At the age of 1, the girl was bound to secrecy by a confidentiality agreement signed by her mother, according to what was told at trial.
Jones denied in the settlement papers that he was the child’s biological father. But he paid the woman $375,000 ‘in return for confidentiality’ and had a friend and Arkansas attorney named Donald Jack set up two trusts for the daughter linked to her and her mother, keeping the secret. Jones’ authorship, according to a copy obtained by ESPN.
A Texas judge ordered the case sealed this week after a motion filed by Jones’ attorney.

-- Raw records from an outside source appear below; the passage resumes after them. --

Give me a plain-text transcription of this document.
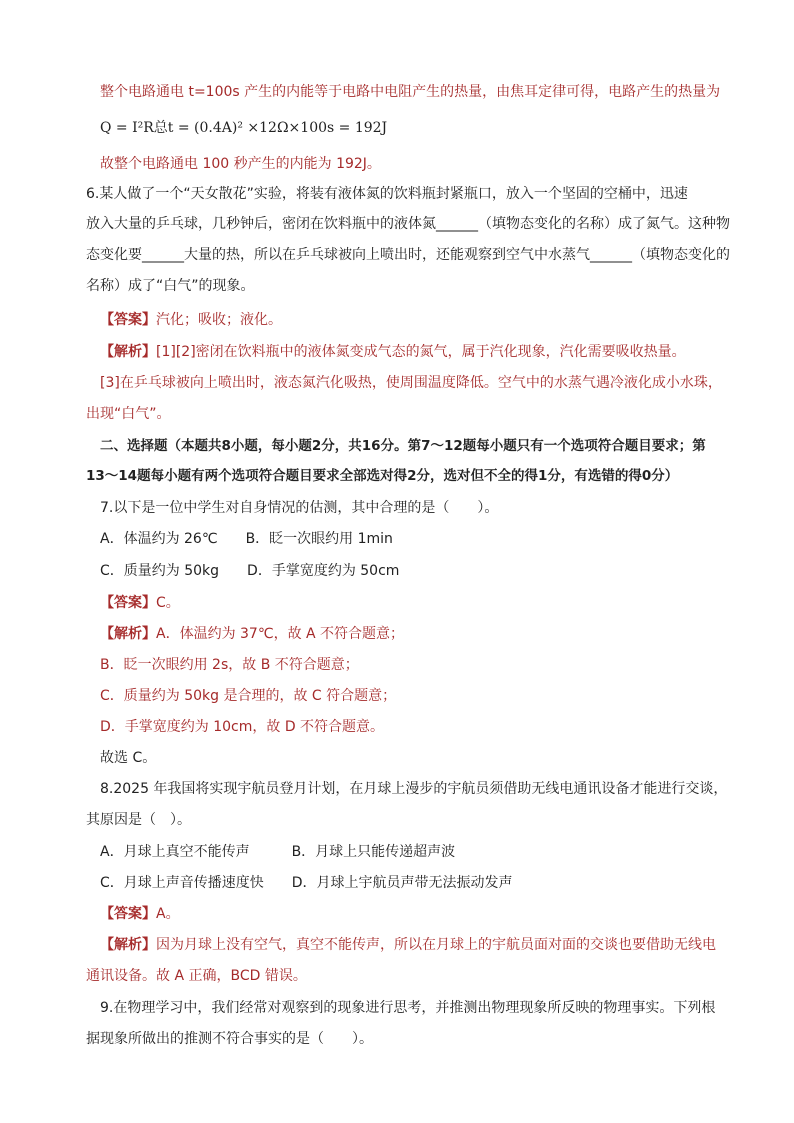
整个电路通电 t=100s 产生的内能等于电路中电阻产生的热量，由焦耳定律可得，电路产生的热量为
Q = I²R总t = (0.4A)² ×12Ω×100s = 192J
故整个电路通电 100 秒产生的内能为 192J。
6.某人做了一个“天女散花”实验，将装有液体氮的饮料瓶封紧瓶口，放入一个坚固的空桶中，迅速
放入大量的乒乓球，几秒钟后，密闭在饮料瓶中的液体氮______（填物态变化的名称）成了氮气。这种物
态变化要______大量的热，所以在乒乓球被向上喷出时，还能观察到空气中水蒸气______（填物态变化的
名称）成了“白气”的现象。
【答案】汽化；吸收；液化。
【解析】[1][2]密闭在饮料瓶中的液体氮变成气态的氮气，属于汽化现象，汽化需要吸收热量。
[3]在乒乓球被向上喷出时，液态氮汽化吸热，使周围温度降低。空气中的水蒸气遇冷液化成小水珠，
出现“白气”。
二、选择题（本题共8小题，每小题2分，共16分。第7～12题每小题只有一个选项符合题目要求；第
13～14题每小题有两个选项符合题目要求全部选对得2分，选对但不全的得1分，有选错的得0分）
7.以下是一位中学生对自身情况的估测，其中合理的是（　　）。
A．体温约为 26℃　　B．眨一次眼约用 1min
C．质量约为 50kg　　D．手掌宽度约为 50cm
【答案】C。
【解析】A．体温约为 37℃，故 A 不符合题意；
B．眨一次眼约用 2s，故 B 不符合题意；
C．质量约为 50kg 是合理的，故 C 符合题意；
D．手掌宽度约为 10cm，故 D 不符合题意。
故选 C。
8.2025 年我国将实现宇航员登月计划，在月球上漫步的宇航员须借助无线电通讯设备才能进行交谈，
其原因是（　）。
A．月球上真空不能传声　　　B．月球上只能传递超声波
C．月球上声音传播速度快　　D．月球上宇航员声带无法振动发声
【答案】A。
【解析】因为月球上没有空气，真空不能传声，所以在月球上的宇航员面对面的交谈也要借助无线电
通讯设备。故 A 正确，BCD 错误。
9.在物理学习中，我们经常对观察到的现象进行思考，并推测出物理现象所反映的物理事实。下列根
据现象所做出的推测不符合事实的是（　　）。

Alexandra Davis, who lives in Washington, DC, filed a lawsuit against Jones, now 79, in Dallas County Court last Thursday. She claims that Jones courted her mother, Cynthia Davis Spencer, in 1995 while she was working at the American Airlines counter in Little Rock, Arkansas. Spencer was separated from her husband at the time, according to court documents.
Alexandra Davis “lived her life without a father and in secret and in fear if she were to tell anyone who her father was, she and her mother would lose their financial support, or worse,” the suit alleges.
Jones and his wife, Gene, have three children: Stephen, Jerry Jr. and Charlotte Jones Anderson.
Jim Wilkinson, a spokesman for Jones, declined to comment. Dallas-based Davis attorney Andrew Bergman also declined to comment.
Davis asked a court to be recognized as Jones’ daughter and to be released from the confidentiality agreement her mother agreed to when she was a baby.
The lawsuit alleges that Jones “abandoned and shunned” Davis and forced her to live in secrecy after she was born in Little Rock on December 16, 1996.